Five Eyes Warn on Agentic AI in Critical Infrastructure

Joint guidance from CISA, NSA and allied cyber agencies urges cautious rollout and stronger guardrails

Joint guidance from CISA, NSA and allied cyber agencies urges cautious rollout and stronger guardrails

Six national cybersecurity agencies from the Five Eyes alliance published a joint advisory urging careful adoption of agentic AI services on May 1, 2026, a signal that autonomous AI systems are now a formal national-security concern.

The paper, titled “Careful Adoption of Agentic AI Services,” was co‑signed by the U.S. Cybersecurity and Infrastructure Security Agency (CISA), the National Security Agency (NSA), Australia’s ASD/ACSC, the U.K.’s NCSC, Canada’s Centre for Cyber Security, and New Zealand’s NCSC.

The guidance tells organizations to treat agentic services differently from conventional AI tools: limit permissions, enforce strict monitoring, and plan conservative rollouts where human oversight remains dominant. It frames agentic systems as a distinct operational risk rather than a simple extension of chat or recommendation models.

Industry commentary and coverage in the May 10–13, 2026 window renewed attention to the guidance, spurring boardroom and procurement conversations about when and where to pilot autonomous agents. Analysts and trade press described May’s notes as a turning point from experimentation to governance.

At the same time, the U.S. National Institute of Standards and Technology’s CAISI unit has moved to operationalize pre‑deployment testing, announcing agreements to expand model evaluations with major labs earlier in May. Those testing pacts aim to let government evaluators examine frontier models before wide release.

Security vendors and consultancies quickly translated the guidance into practical controls, and vendor briefs flagged procurement changes: tighter SLAs, clearer incident attribution clauses, and requirements for adversarial testing before acceptance of agentic features. Observers say the joint statement is setting a de facto floor for enterprise controls.

Agencies highlight why extra caution matters for critical infrastructure and defense systems where agents could autonomously execute actions that produce cascading effects, from automated patching workflows to network reconfiguration. Recent reporting also warns that the same automation can amplify offensive cyber capabilities if left unchecked.

Standards and security bodies are leaning on existing pillars — zero trust, least privilege, and robust telemetry — while calling for agent-specific additions such as intent auditing, chained-action analysis, and run‑time “kill switches” for misbehaving agents. Industry working groups like OWASP and CSA are already mapping candidate controls.

The guidance also stresses the limits of current evaluation methods: agentic behavior can be brittle, sensitive to small prompt or environment changes, and prone to specification gaming, so adversarial testing and simulated operational environments are necessary complements to static benchmarks. NIST and allied labs have flagged similar testing gaps.
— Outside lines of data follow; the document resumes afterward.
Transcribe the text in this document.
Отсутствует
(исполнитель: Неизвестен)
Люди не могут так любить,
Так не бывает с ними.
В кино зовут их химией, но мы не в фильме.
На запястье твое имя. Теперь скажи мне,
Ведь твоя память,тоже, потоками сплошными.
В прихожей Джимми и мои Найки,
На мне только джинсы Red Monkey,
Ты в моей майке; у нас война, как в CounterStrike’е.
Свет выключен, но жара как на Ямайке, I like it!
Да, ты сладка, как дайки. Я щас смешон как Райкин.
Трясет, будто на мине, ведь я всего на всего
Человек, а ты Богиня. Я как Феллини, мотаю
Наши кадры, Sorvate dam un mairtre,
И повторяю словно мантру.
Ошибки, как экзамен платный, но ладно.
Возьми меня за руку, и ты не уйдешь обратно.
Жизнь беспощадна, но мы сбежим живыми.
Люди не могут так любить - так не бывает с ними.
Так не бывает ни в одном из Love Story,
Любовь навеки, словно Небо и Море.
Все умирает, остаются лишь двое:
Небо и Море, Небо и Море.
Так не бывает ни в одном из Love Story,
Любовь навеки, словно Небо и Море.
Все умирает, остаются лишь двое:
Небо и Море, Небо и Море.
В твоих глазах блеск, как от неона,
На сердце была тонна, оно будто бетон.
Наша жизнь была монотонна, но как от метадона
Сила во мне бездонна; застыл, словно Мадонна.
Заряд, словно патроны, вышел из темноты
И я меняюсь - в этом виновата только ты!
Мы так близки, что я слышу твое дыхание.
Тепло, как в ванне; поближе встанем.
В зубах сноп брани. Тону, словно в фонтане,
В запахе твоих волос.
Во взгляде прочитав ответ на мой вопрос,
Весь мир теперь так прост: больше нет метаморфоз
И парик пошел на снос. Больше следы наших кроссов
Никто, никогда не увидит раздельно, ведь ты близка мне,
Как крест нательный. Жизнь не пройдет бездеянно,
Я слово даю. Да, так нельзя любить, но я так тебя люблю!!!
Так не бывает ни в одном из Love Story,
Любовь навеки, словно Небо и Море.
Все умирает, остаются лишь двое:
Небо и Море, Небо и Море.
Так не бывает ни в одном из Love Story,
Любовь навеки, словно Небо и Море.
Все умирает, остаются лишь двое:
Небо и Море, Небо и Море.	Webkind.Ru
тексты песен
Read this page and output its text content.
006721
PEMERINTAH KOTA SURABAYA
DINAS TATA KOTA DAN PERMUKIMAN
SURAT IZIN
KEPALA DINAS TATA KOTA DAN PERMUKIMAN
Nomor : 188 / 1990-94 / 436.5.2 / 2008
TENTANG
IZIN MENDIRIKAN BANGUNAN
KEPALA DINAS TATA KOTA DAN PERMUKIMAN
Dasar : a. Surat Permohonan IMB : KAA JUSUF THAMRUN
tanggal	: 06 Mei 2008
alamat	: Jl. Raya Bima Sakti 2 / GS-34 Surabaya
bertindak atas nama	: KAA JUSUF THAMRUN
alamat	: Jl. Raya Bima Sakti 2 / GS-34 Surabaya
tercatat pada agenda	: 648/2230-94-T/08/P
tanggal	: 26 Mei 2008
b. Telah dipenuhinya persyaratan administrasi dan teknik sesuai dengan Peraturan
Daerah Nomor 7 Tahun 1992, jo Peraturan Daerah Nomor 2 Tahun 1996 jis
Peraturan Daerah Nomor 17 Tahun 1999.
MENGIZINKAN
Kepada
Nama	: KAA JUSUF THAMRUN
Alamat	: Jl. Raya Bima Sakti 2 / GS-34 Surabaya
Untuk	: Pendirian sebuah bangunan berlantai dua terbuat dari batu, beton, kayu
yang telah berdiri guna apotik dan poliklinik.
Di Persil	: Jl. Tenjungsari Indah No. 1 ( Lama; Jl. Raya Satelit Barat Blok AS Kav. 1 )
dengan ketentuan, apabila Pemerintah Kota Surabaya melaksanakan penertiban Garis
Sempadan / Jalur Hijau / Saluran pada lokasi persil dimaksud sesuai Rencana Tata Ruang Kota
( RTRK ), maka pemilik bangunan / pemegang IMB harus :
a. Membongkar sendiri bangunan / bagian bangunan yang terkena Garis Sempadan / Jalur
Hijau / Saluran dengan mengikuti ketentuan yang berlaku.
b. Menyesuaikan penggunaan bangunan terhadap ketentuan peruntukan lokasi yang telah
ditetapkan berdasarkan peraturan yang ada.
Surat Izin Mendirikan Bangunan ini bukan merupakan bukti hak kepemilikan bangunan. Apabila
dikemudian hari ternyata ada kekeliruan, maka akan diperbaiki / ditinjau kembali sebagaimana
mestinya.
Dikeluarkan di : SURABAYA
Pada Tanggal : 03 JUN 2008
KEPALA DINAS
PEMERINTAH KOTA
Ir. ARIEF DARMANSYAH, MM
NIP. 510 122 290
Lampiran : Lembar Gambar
Procurement teams are taking notice. Several public- and private-sector organizations told analysts they will require staged acceptance criteria, stricter change control for autonomous features, and contractual obligations for explainability and rollback capability before deploying agentic services in production. National agencies say such practices should be standard for high‑risk sectors.

Regulators and standards bodies have an opening to harmonize requirements: the Five Eyes advisory, CAISI’s testing agreements, and several industry whitepapers together create momentum for interoperable guardrails and formal standards that could be adopted across procurement frameworks. Analysts expect standards work to accelerate in the next quarter.

For organizations planning pilots, the immediate checklist from agency guidance is simple but firm: limit agent permissions, require human‑in‑the‑loop controls for critical actions, exercise adversarial testing, and document acceptance criteria in procurement contracts. The broader lesson is that agentic AI changes how organizations think about operational risk, not merely model performance.